Healthy Vegetarian Lentil Soup
A hearty, nutritious vegan soup packed with vegetables and an optional fiery kick.
This vegetarian lentil soup is a wholesome, deeply satisfying meal, perfect for a plant-based lunch or a light dinner. It’s naturally vegan, gluten-free, and incredibly easy to make in one pot. The combination of root vegetables, diced tomatoes, and green lentils creates a rich, comforting, and flavorful soup.
Prep Time: 15 minutes Cook Time: 45 minutes
Total Time: 60 minutes Servings: 8
Ingredients
Olive oil 2 tablespoons (30 ml)
Large yellow onion, diced 1 large (≈200 g)
Carrots, peeled and diced 3 (≈300 g)
Celery stalks, diced 3 (≈120 g)
Garlic, minced 4 cloves (≈20 g)
Dried thyme 1 teaspoon (≈1 g)
Dried oregano 1 teaspoon (≈1 g)
Brown or green lentils, rinsed 1 cup (≈200 g)
Vegetable broth 6 cups (1.4 L or 1400 ml)
Diced tomatoes, undrained 1 (14.5 oz) can (≈411 g)
Bay leaf 1
Salt 1/2 teaspoon, or to taste (≈3 g, or to taste)
Black pepper 1/4 teaspoon, or to taste (≈0.5 g, or to taste)
Fresh parsley, chopped (for garnish) 1/4 cup (≈10 g)
Heat It Up with Eleven Eleven Sauce: For a delicious depth of flavor and a fiery, bold spice, stir 1-2 tablespoons of Blazing Citrus Hot into your bowl just before eating. The bold citrus heat cuts through the richness of the lentils and vegetables for a dynamic finish.
Heat Level: 8 out of 10 🔥
Blazing Citrus Hot Sauce is our extreme heat champion, built for serious spice fans and challenge seekers. Carolina Reaper peppers deliver searing intensity, while fresh grapefruit and lemon juice replace vinegar for a bright, tangy lift and full flavor. It is very spicy yet vibrant, turning wings, tacos, grilled meats, and bowls into a bold, citrus charged experience. Turn the heat all the way up and get maximum flavor in every drop.
1. Heat the olive oil in a large pot or Dutch oven over medium heat. Add the diced onion, carrots, and celery. Sauté for 7-8 minutes until the vegetables are soft.
2. Stir in the minced garlic, dried thyme, and dried oregano. Cook for 1 minute until fragrant.
3. Add the rinsed lentils, vegetable broth, diced tomatoes (with juice), and the bay leaf. Season with salt and pepper. Bring the soup to a boil, then reduce heat to low, cover, and simmer for 35-40 minutes, or until the lentils are tender.
4. Remove the bay leaf. For a thicker soup, mash a few spoonfuls of the lentils against the side of the pot. Taste and adjust seasonings as needed.
5. Ladle into bowls and garnish with fresh parsley.
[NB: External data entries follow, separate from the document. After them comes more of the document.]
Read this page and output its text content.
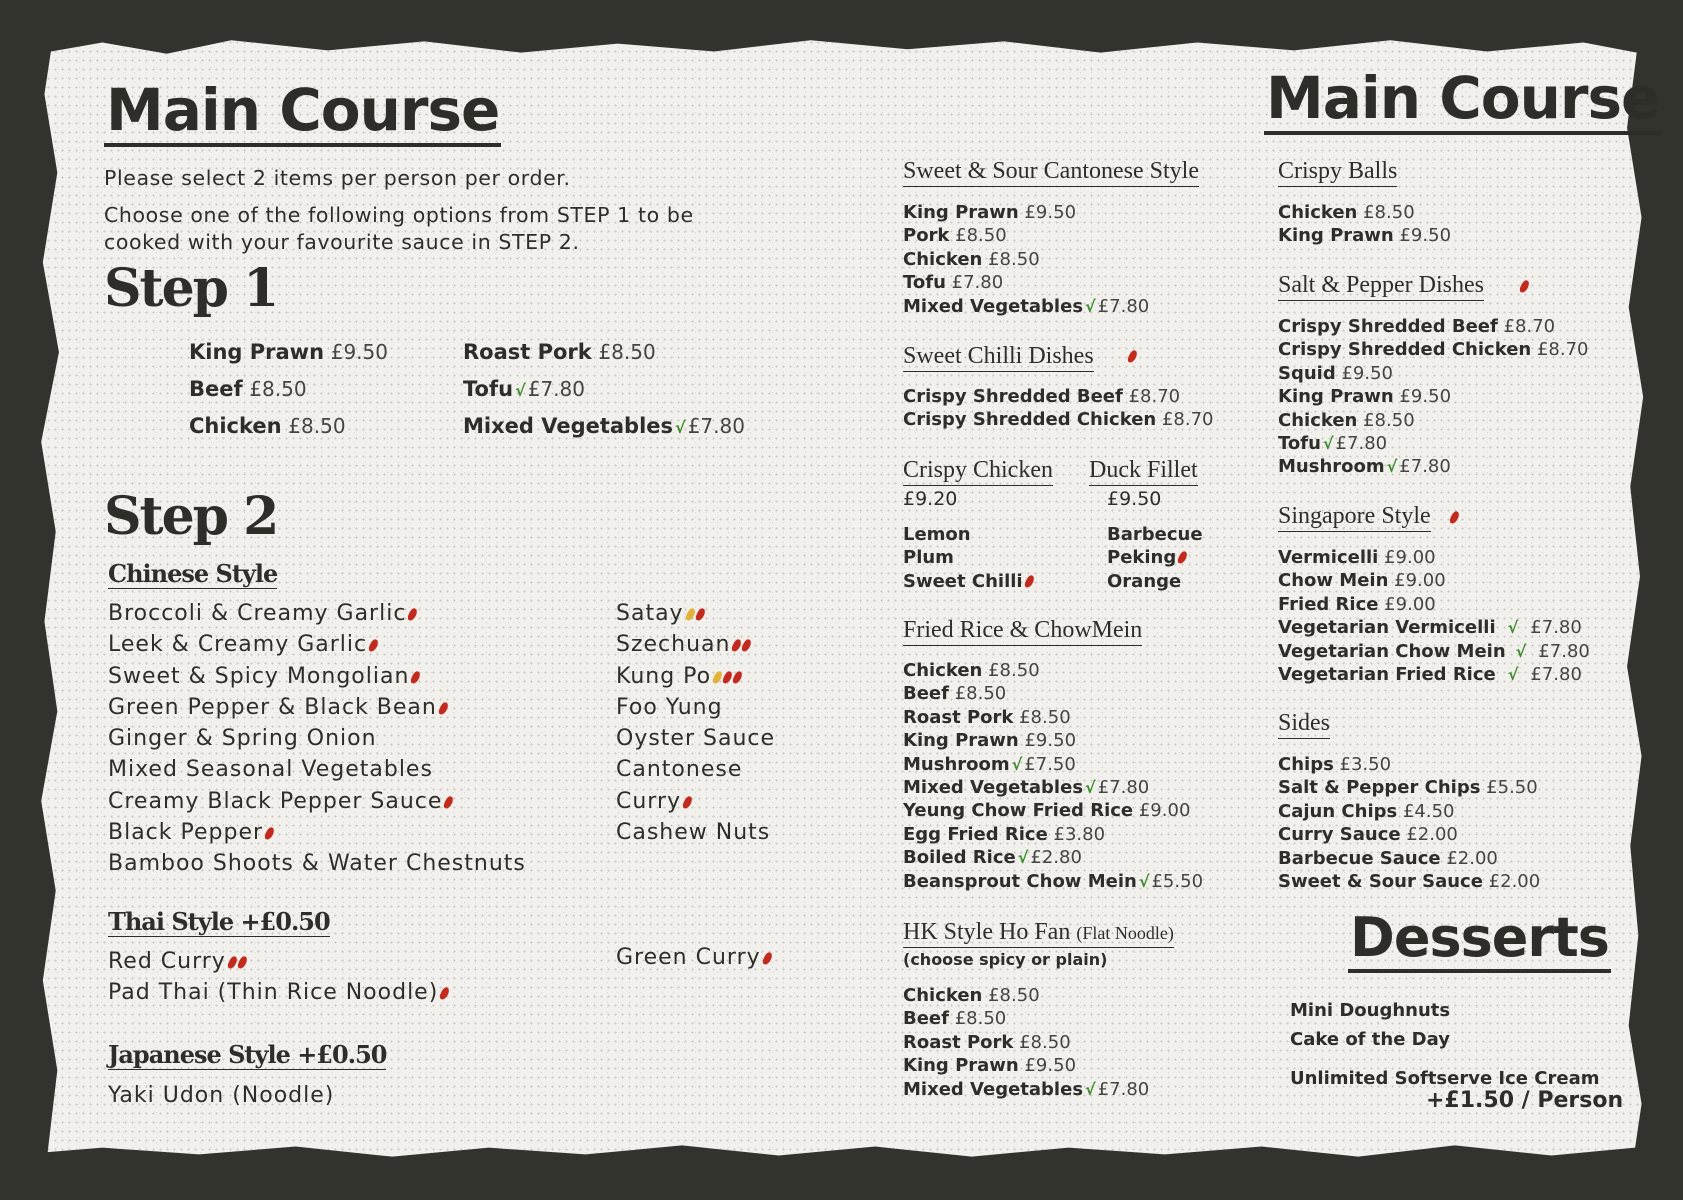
Main Course
Please select 2 items per person per order.
Choose one of the following options from STEP 1 to be
cooked with your favourite sauce in STEP 2.
Step 1
King Prawn £9.50
Beef £8.50
Chicken £8.50
Roast Pork £8.50
Tofu √ £7.80
Mixed Vegetables √ £7.80
Step 2
Chinese Style
Broccoli & Creamy Garlic
Leek & Creamy Garlic
Sweet & Spicy Mongolian
Green Pepper & Black Bean
Ginger & Spring Onion
Mixed Seasonal Vegetables
Creamy Black Pepper Sauce
Black Pepper
Bamboo Shoots & Water Chestnuts
Satay
Szechuan
Kung Po
Foo Yung
Oyster Sauce
Cantonese
Curry
Cashew Nuts
Thai Style +£0.50
Red Curry
Pad Thai (Thin Rice Noodle)
Green Curry
Japanese Style +£0.50
Yaki Udon (Noodle)
Sweet & Sour Cantonese Style
King Prawn £9.50
Pork £8.50
Chicken £8.50
Tofu £7.80
Mixed Vegetables √ £7.80
Sweet Chilli Dishes
Crispy Shredded Beef £8.70
Crispy Shredded Chicken £8.70
Crispy Chicken Duck Fillet
£9.20	£9.50
Lemon
Plum
Sweet Chilli
Barbecue
Peking
Orange
Fried Rice & ChowMein
Chicken £8.50
Beef £8.50
Roast Pork £8.50
King Prawn £9.50
Mushroom √ £7.50
Mixed Vegetables √ £7.80
Yeung Chow Fried Rice £9.00
Egg Fried Rice £3.80
Boiled Rice √ £2.80
Beansprout Chow Mein √ £5.50
HK Style Ho Fan (Flat Noodle)
(choose spicy or plain)
Chicken £8.50
Beef £8.50
Roast Pork £8.50
King Prawn £9.50
Mixed Vegetables √ £7.80
Main Course
Crispy Balls
Chicken £8.50
King Prawn £9.50
Salt & Pepper Dishes
Crispy Shredded Beef £8.70
Crispy Shredded Chicken £8.70
Squid £9.50
King Prawn £9.50
Chicken £8.50
Tofu √ £7.80
Mushroom √ £7.80
Singapore Style
Vermicelli £9.00
Chow Mein £9.00
Fried Rice £9.00
Vegetarian Vermicelli √ £7.80
Vegetarian Chow Mein √ £7.80
Vegetarian Fried Rice √ £7.80
Sides
Chips £3.50
Salt & Pepper Chips £5.50
Cajun Chips £4.50
Curry Sauce £2.00
Barbecue Sauce £2.00
Sweet & Sour Sauce £2.00
Desserts
Mini Doughnuts
Cake of the Day
Unlimited Softserve Ice Cream
+£1.50 / Person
For the optional fiery kick, stir 1-2 tablespoons of Blazing Citrus Hot into each serving.
Tips & Variations
Add Greens: Stir in 2 cups of chopped fresh spinach or kale during the last 5 minutes of cooking until wilted.
For More Protein: Add 1 cup of cubed, firm tofu or a can of drained chickpeas during the last 15 minutes of simmering.
Citrus Brightness: Stir in the juice of half a lemon right before serving to naturally enhance all the savory flavors.
Other Users Suggest
Replacing: Brown/Green Lentils; With: 1 cup of red lentils; Why: Red lentils cook faster (about 20 minutes) and break down more, resulting in a naturally thicker, creamier soup base.
Replacing: Vegetable Broth; With: 4 cups vegetable broth and 2 cups water with a bouillon cube; Why: Allows for a richer flavor customization while controlling sodium.
Replacing: Diced Tomatoes; With: 1 cup of tomato paste (mixed with a cup of water); Why: Creates a more concentrated, deeper tomato flavor without the chunks of diced tomatoes.
Storage, Reheat & Freeze
Storage: Cool completely, then store in an airtight container in the refrigerator for up to 5 days. Lentil soup often tastes even better the next day.
Reheat: Gently warm on the stovetop, adding a splash of extra broth or water if the soup has become too thick upon standing.
Freeze: This soup freezes excellently. Store in a freezer-safe container, leaving about an inch of headspace, for up to 4 months.